いま最も注目を集める落語家といえば、桂二葉さんだ。
2021年にNHK新人落語大賞で女性初のグランプリを受賞し、翌年には繁昌亭大賞まで勝ち取り、一気に世間へその名を轟かせた。本書『桂二葉本』はその名のとおり、二葉さんの生い立ちから現在までを振り返り語ったロングインタビューをはじめ、料理家の土井善晴さんなどとの対談、そして、たくさんの高座写真もあって読み応えたっぷりの内容となっている。
二葉さんといえば、最近ではテレビでもその姿を見るようになったが、その明るさとお茶目な感じからは全く想像できない過去を持っている。本書によれば、幼少期はとにかく人前に出るのが嫌で、学童保育の演劇では顔が見えない役ばっかりだったそう。さらに、話すことや言葉が苦手で、勉強も全くできなかったという。そのことを表す微笑ましいエピソードを紹介する(笑)
MとNの違いも長いことわからへんかった。形も似てるし、音も似てるから。そんなアホな私を母は見捨てず、「ええか、MはNより1本多いんやで」言うて(笑)
言葉が苦手というのは大人になってからもそうで、落語のネタもなかなか覚えられなかったそうだ。15分のネタを10ヶ月もかかってようやく覚えたなんて話もある。とにかく何をやってもダメダメだった人間が、今では人前で話す仕事をしているというのはとても考え深い。どんな人間でも受け入れる懐の深さというのが落語の世界にはあるのだろう。
しかし、芸人さんには二葉さんのような決して明るくない過去を持つ人も多い。引きこもりだったなんて話もよく聞く(千原ジュニアさんとか)。一方で、最近ではニュース番組の司会にコメンテーターも務める芸人さんが増えてきて、世間的にはまともなイメージが付いてきているのも事実だ。また、芸人の仕事以外にもお店を経営したり、趣味の分野で突出していたりと、多才な面もフォーカスされてきて、芸人に憧れを持つ子供たちも増えている。
ここでどんな人間が芸人になるべきかを論じるつもりはないが、二葉さんが人前で話すのが嫌なのになぜ落語家を目指したのかを語った時の言葉が、妙に印象に残っているので紹介しておきたい。
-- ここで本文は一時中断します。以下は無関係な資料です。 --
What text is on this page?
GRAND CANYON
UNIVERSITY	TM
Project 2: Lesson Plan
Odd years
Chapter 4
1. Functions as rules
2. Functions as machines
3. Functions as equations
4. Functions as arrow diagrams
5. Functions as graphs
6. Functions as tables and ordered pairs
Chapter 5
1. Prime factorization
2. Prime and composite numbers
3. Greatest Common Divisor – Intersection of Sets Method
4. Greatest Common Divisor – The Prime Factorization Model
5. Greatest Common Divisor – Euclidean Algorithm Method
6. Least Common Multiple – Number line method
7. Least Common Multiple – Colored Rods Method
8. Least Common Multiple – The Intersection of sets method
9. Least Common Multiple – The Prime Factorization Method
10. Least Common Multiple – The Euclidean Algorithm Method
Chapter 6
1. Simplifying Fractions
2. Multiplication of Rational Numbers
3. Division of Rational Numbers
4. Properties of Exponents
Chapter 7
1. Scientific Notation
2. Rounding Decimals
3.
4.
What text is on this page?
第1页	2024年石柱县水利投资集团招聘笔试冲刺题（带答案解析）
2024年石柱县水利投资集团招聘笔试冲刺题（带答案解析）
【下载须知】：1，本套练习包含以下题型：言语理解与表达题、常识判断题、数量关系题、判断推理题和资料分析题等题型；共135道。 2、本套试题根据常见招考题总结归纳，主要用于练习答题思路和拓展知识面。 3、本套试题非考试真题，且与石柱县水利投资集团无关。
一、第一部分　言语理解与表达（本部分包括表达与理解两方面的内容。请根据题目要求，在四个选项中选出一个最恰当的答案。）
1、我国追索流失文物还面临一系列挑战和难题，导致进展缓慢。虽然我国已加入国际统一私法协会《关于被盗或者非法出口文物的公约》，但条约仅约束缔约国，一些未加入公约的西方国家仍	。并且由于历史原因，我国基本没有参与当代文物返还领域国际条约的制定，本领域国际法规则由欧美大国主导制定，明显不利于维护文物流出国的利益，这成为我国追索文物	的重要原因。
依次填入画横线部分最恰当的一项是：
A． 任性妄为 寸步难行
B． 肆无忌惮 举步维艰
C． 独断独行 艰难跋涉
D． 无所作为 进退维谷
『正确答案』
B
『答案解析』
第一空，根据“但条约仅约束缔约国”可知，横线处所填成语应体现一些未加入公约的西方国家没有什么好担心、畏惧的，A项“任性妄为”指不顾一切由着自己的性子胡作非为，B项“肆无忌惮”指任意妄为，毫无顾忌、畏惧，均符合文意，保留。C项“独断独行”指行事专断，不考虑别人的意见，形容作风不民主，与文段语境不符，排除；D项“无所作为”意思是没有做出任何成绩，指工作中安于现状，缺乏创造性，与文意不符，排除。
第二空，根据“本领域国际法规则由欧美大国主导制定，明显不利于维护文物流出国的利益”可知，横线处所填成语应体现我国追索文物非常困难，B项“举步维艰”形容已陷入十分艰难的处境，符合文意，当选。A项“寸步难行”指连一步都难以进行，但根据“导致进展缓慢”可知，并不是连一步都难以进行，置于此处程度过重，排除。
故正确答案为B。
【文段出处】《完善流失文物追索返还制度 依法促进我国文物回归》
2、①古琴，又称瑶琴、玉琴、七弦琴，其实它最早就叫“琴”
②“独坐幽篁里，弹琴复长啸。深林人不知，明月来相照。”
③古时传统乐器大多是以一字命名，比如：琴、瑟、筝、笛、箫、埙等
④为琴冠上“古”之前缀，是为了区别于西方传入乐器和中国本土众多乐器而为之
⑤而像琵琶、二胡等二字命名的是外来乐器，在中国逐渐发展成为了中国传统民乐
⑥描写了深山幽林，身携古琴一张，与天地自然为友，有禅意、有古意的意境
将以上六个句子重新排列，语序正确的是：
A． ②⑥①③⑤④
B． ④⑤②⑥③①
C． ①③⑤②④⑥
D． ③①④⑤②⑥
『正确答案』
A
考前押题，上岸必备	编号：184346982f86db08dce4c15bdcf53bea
でも落語に出会って、これはええなぁと。みんなが観てて、舞台上で一人でアホなことをする。最高やな!って。落語って決められたもんやし、自分で考えんでもいいと言えばいい。教えてもらえる世界やっていうのもわかったから。私はゼロから何かを生み出すことは多分できひん。でも、稽古をつけてもらって教えてもらえる、落語という出来上がったものがあるなら、私もできるんじゃないか?と思ったんですね。
なんとも純粋な理由ではないか。二葉さんの落語に惹きつけられる理由はここにあるのかもしれない。